Le bruit des choses qui tombent – Juan Gabriel Vásquez

Traduction de l’espagnol (Colombie) par Isabelle Gugnon – Éditions du Seuil

Antonio, la quarantaine, a été la victime collatérale d’un assassinat en pleine rue à la fin des années 1990. Quelques années plus tard, le souvenir de l’homme qu’il a vu mourir continue de hanter ce prof de droit qui peine à s’investir dans sa récente vie de famille. En repartant sur les traces de celui qu’il avait rencontré dans une salle de billard, Antonio espère surmonter son syndrome de stress post-traumatique. Il va remonter le fil de l’Histoire de son pays, depuis les glorieuses heures de l’indépendance jusqu’à la naissance des cartels.

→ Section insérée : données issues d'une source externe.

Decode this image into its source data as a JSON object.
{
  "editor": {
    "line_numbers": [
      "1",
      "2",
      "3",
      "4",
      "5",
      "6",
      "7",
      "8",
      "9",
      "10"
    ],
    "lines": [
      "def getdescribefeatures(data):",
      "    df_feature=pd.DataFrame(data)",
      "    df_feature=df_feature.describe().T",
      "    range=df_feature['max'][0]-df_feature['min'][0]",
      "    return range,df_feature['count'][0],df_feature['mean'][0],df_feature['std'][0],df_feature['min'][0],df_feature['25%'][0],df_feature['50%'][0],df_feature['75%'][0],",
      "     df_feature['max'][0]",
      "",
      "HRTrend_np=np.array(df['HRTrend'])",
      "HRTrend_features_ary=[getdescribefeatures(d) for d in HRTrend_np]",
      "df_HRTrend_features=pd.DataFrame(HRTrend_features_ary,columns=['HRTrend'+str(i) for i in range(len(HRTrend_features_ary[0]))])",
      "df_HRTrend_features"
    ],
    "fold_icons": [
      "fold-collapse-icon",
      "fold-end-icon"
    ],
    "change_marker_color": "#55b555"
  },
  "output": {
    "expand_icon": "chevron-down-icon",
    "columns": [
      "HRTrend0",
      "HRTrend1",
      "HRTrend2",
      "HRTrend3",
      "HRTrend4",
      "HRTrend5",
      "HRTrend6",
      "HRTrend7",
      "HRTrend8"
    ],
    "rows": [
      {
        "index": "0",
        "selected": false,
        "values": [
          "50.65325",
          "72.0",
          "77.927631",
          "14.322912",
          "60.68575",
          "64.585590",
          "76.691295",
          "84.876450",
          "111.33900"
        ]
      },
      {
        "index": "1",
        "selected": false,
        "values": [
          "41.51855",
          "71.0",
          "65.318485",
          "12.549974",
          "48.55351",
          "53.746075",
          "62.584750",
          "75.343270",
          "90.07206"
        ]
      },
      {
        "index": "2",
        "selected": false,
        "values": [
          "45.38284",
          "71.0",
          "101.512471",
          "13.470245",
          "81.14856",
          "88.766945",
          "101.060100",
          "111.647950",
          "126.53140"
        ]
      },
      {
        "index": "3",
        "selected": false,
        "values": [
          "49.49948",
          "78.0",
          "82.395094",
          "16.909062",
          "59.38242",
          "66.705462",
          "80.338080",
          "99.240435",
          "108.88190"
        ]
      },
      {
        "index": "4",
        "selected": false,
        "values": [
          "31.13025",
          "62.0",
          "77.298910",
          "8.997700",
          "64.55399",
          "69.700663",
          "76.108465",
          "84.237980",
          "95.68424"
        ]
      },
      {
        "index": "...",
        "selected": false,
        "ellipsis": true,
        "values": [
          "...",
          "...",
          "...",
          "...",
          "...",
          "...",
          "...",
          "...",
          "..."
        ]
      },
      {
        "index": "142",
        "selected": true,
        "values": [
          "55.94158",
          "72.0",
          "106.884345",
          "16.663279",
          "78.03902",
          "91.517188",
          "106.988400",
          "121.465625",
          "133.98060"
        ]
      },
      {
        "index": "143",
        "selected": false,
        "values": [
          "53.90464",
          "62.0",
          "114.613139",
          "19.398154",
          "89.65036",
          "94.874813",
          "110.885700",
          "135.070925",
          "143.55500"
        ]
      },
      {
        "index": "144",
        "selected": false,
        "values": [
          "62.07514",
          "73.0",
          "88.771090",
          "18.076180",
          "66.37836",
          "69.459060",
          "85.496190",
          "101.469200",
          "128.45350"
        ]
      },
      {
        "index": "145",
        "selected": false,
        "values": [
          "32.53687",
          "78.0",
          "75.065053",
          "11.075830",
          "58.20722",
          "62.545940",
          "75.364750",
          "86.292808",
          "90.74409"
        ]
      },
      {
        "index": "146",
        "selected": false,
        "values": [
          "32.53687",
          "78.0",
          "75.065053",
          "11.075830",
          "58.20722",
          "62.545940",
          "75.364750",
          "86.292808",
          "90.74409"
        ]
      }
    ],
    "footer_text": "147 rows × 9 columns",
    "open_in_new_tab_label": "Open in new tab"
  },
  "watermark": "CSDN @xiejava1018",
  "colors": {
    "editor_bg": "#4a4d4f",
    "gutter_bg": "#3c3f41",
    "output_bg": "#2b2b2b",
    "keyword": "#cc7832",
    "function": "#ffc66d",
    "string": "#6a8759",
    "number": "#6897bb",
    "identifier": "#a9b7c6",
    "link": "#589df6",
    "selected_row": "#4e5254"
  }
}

« (…) tandis qu’ils flottaient au-dessus des montagnes à l’ouest de la ville et voyaient les lumières s’allumer, Elaine se surprit à souhaiter que le téléphérique n’arrive jamais en bas. Pour la première fois, elle songea qu’elle pourrait vivre dans un pays tel que celui-ci et que, sous bien des aspects, la Colombie en était encore à ses balbutiements et découvrait sa place dans le monde. Elle voulait prendre part à cette découverte. »

Ce roman est celui d’une génération traumatisée par la violence liée au narcotrafic. Ce qu’Antonio apprécie chez sa compagne Aura, c’est précisément qu’elle a vécu à l’étranger pendant près d’une vingtaine d’années et n’a pas grandi dans cette atmosphère de terreur. Mais c’est aussi, sans doute, ce qui les empêche de se comprendre. Avec Maya Fritts, la fille de l’homme assassiné, il partage au contraire les mêmes souvenirs de ces années-là : les assassinats politiques, la peur ou la visite en douce du zoo de Pablo Escobar (vous avez sûrement entendu parler de ses hippopotames qui ont proliféré et sont livrés à eux-mêmes depuis des décennies désormais).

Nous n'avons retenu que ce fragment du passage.